Romeo Power (RMO) reported second-quarter revenue on Aug. 16 that was much lower than Wall Street had expected. But with a new battery-cell supply deal just signed, it stuck by its earlier sales guidance for the full year. 

On a net income basis, Romeo Power lost $28.7 million, or $0.22 per share, on revenue of just $926,000. That was a significant miss: Wall Street analysts polled by Thomson Reuters had expected a loss of $0.16 per share on revenue of $2.37 million, on average. 

Romeo Power's stock fell sharply in after-hours trading following the release of the results. 

The second quarter in a nutshell

Romeo Power makes battery packs for big trucks, other commercial vehicles, and energy-storage providers. The company doesn't make its own battery cells; it buys cylindrical cells from established suppliers and assembles them into battery-pack modules optimized for heavy vehicles with proprietary energy-management software. 

To some extent, Romeo Power has been waiting to secure a steady long-term supply of battery cells before ramping up sales and production. That didn't happen until last week, when the company signed a long-term deal with a major global battery maker it didn't name.

That's why it missed Wall Street's revenue estimate for the second quarter: The revenue from its ramp-up hadn't yet started to arrive.
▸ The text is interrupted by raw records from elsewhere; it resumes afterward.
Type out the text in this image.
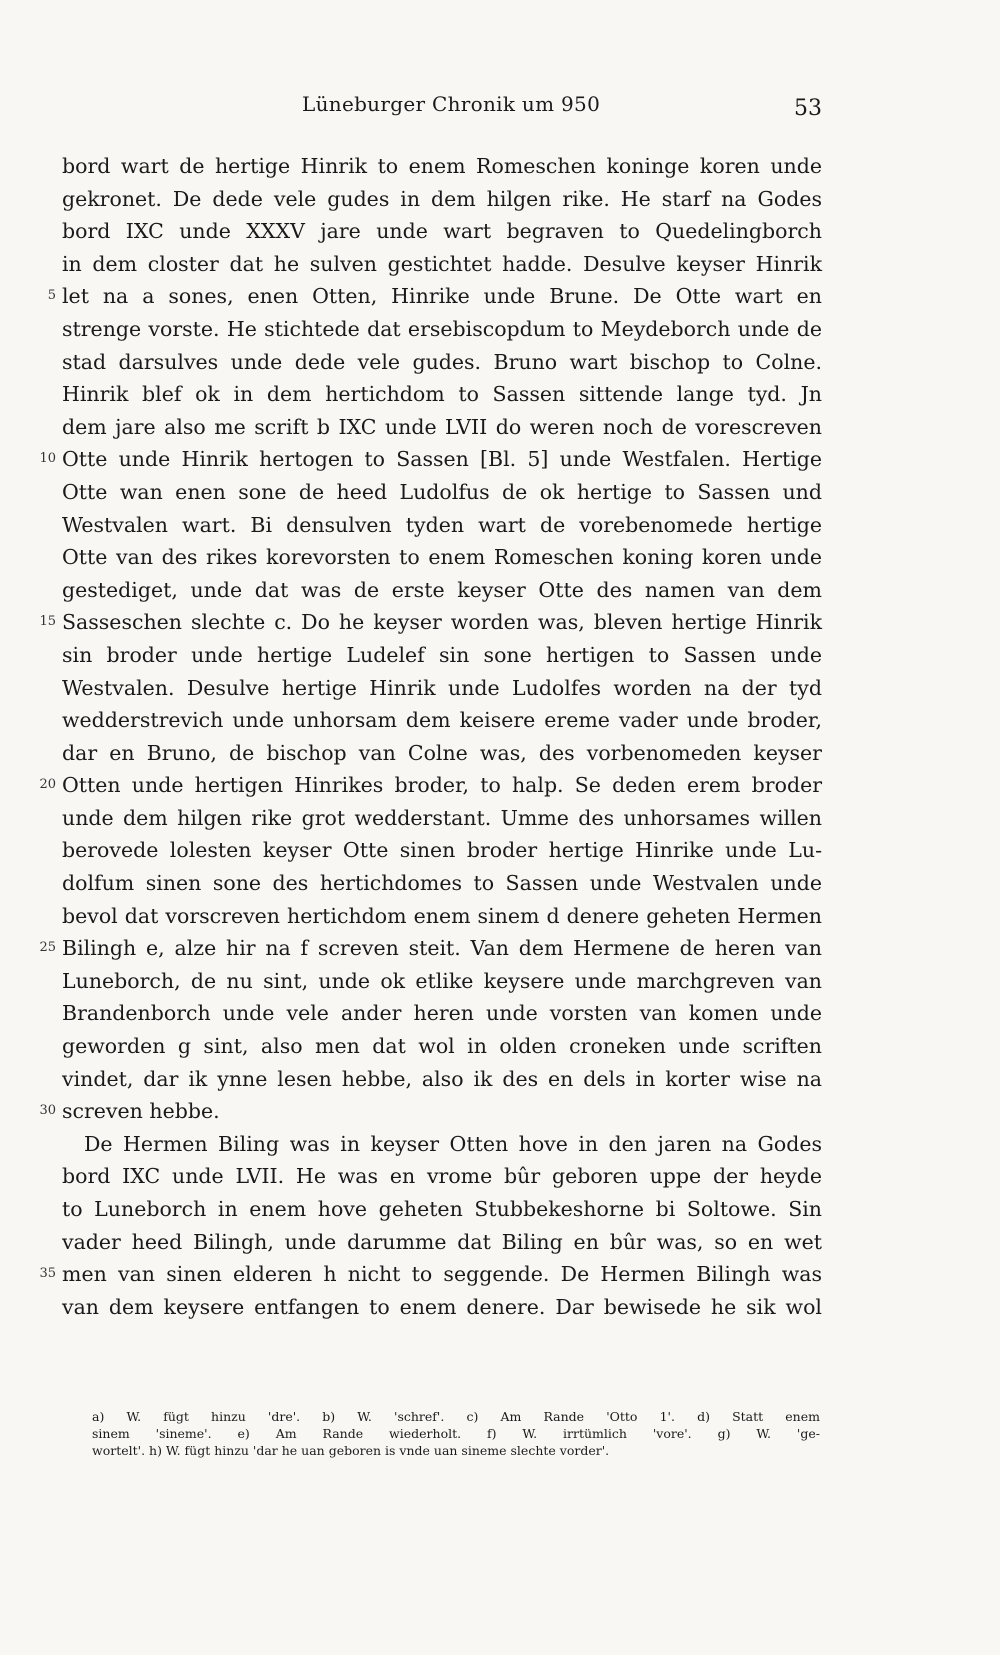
Lüneburger Chronik um 950	53
bord wart de hertige Hinrik to enem Romeschen koninge koren unde
gekronet. De dede vele gudes in dem hilgen rike. He starf na Godes
bord IXC unde XXXV jare unde wart begraven to Quedelingborch
in dem closter dat he sulven gestichtet hadde. Desulve keyser Hinrik
5 let na a sones, enen Otten, Hinrike unde Brune. De Otte wart en
strenge vorste. He stichtede dat ersebiscopdum to Meydeborch unde de
stad darsulves unde dede vele gudes. Bruno wart bischop to Colne.
Hinrik blef ok in dem hertichdom to Sassen sittende lange tyd. Jn
dem jare also me scrift b IXC unde LVII do weren noch de vorescreven
10 Otte unde Hinrik hertogen to Sassen [Bl. 5] unde Westfalen. Hertige
Otte wan enen sone de heed Ludolfus de ok hertige to Sassen und
Westvalen wart. Bi densulven tyden wart de vorebenomede hertige
Otte van des rikes korevorsten to enem Romeschen koning koren unde
gestediget, unde dat was de erste keyser Otte des namen van dem
15 Sasseschen slechte c. Do he keyser worden was, bleven hertige Hinrik
sin broder unde hertige Ludelef sin sone hertigen to Sassen unde
Westvalen. Desulve hertige Hinrik unde Ludolfes worden na der tyd
wedderstrevich unde unhorsam dem keisere ereme vader unde broder,
dar en Bruno, de bischop van Colne was, des vorbenomeden keyser
20 Otten unde hertigen Hinrikes broder, to halp. Se deden erem broder
unde dem hilgen rike grot wedderstant. Umme des unhorsames willen
berovede lolesten keyser Otte sinen broder hertige Hinrike unde Lu-
dolfum sinen sone des hertichdomes to Sassen unde Westvalen unde
bevol dat vorscreven hertichdom enem sinem d denere geheten Hermen
25 Bilingh e, alze hir na f screven steit. Van dem Hermene de heren van
Luneborch, de nu sint, unde ok etlike keysere unde marchgreven van
Brandenborch unde vele ander heren unde vorsten van komen unde
geworden g sint, also men dat wol in olden croneken unde scriften
vindet, dar ik ynne lesen hebbe, also ik des en dels in korter wise na
30 screven hebbe.
De Hermen Biling was in keyser Otten hove in den jaren na Godes
bord IXC unde LVII. He was en vrome bûr geboren uppe der heyde
to Luneborch in enem hove geheten Stubbekeshorne bi Soltowe. Sin
vader heed Bilingh, unde darumme dat Biling en bûr was, so en wet
35 men van sinen elderen h nicht to seggende. De Hermen Bilingh was
van dem keysere entfangen to enem denere. Dar bewisede he sik wol
a) W. fügt hinzu 'dre'. b) W. 'schref'. c) Am Rande 'Otto 1'. d) Statt enem
sinem 'sineme'. e) Am Rande wiederholt. f) W. irrtümlich 'vore'. g) W. 'ge-
wortelt'. h) W. fügt hinzu 'dar he uan geboren is vnde uan sineme slechte vorder'.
But electric vehicle investors should note that the company stuck by its previous full-year revenue guidance range, as it currently expects to have production in full swing by the fourth quarter. 
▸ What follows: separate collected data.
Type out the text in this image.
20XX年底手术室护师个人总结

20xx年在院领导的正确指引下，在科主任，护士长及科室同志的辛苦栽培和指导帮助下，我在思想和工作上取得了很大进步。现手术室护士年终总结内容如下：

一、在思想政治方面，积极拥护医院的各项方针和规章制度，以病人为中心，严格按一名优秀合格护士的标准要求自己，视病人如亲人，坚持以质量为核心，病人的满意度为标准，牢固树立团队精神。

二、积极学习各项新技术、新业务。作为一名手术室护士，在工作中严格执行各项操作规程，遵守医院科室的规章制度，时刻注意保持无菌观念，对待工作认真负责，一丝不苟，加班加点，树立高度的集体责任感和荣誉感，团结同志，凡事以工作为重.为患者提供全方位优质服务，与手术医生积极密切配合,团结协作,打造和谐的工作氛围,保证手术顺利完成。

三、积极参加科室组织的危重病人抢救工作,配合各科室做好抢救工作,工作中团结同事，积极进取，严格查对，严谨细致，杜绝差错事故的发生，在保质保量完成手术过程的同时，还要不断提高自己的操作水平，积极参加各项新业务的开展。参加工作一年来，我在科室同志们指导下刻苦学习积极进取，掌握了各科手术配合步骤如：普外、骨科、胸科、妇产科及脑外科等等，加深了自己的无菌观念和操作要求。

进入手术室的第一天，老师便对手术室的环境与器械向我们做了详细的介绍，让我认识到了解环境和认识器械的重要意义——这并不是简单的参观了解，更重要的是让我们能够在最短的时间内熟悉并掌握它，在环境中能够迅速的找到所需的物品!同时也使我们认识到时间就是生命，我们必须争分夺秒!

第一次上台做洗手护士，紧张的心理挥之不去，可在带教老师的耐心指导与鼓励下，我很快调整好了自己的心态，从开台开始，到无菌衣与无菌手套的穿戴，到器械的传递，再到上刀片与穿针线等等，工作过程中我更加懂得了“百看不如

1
A rendering of a Peterbilt electric garbage truck.

In April, Romeo Power signed a deal to provide battery packs for several of Peterbilt's new electric heavy trucks. Image source: Paccar.

What Romeo Power's chief financial officer said about guidance

Although the company missed Wall Street's second-quarter estimates, CFO Kerry Shiba stuck by the guidance provided with first-quarter results: full-year revenue between $18 million and $40 million.

Shiba said that the company is in the process of ramping up manufacturing and sales, and that investors should now expect the bulk of its revenue for the year to come in the fourth quarter, once deliveries to customers are underway. 

With the company's new long-term battery cell deal, "the second half of 2021 is expected to be the beginning of a period of a ramp-up of sales and operating activity for us," he said. "But keep in mind that while we are pleased to have hit this inflection point, there still are many variables that will affect the final revenue outcome for the year."

But, Shiba warned, Romeo Power operates in a marketplace -- electric heavy vehicles -- that is still in the process of coming into existence. That's why the revenue guidance covers a wide range.

"As much as I would love to have high predictability of demand and its related timing," Shiba said, "we are a tier 1 supplier and don't control the pace of end-market product acceptance and sales volume." 

About the new CEO

Romeo Power's new CEO is Susan Brennan, an auto industry veteran who has deep experience with zero-emission vehicles and components. Brennan served as the chief operating officer of fuel-cell maker Bloom Energy from 2013 until last week, and had earlier held a series of manufacturing roles at Nissan Motor, where she managed a factory that built electric vehicles, and Ford Motor Company.

Monday was Brennan's first day on the job, so she didn't have a lot to say during the company's earnings call beyond a brief introduction. 

The raw numbers

Metric Q2 2021 Q2 2020
Revenue $926,000 $1.129 million
Cost of revenue $5.9 million

$2.4 million

Operating income (loss) ($29.7 million) ($5.34 million)
Net income (loss) ($28.674 million) ($7.025 million)
Earnings (loss) per share ($0.22) ($0.09)

Data source: Romeo Power. 

As of June 30, Romeo Power had $267.7 million in cash and equivalents, versus $287.5 million as of March 30.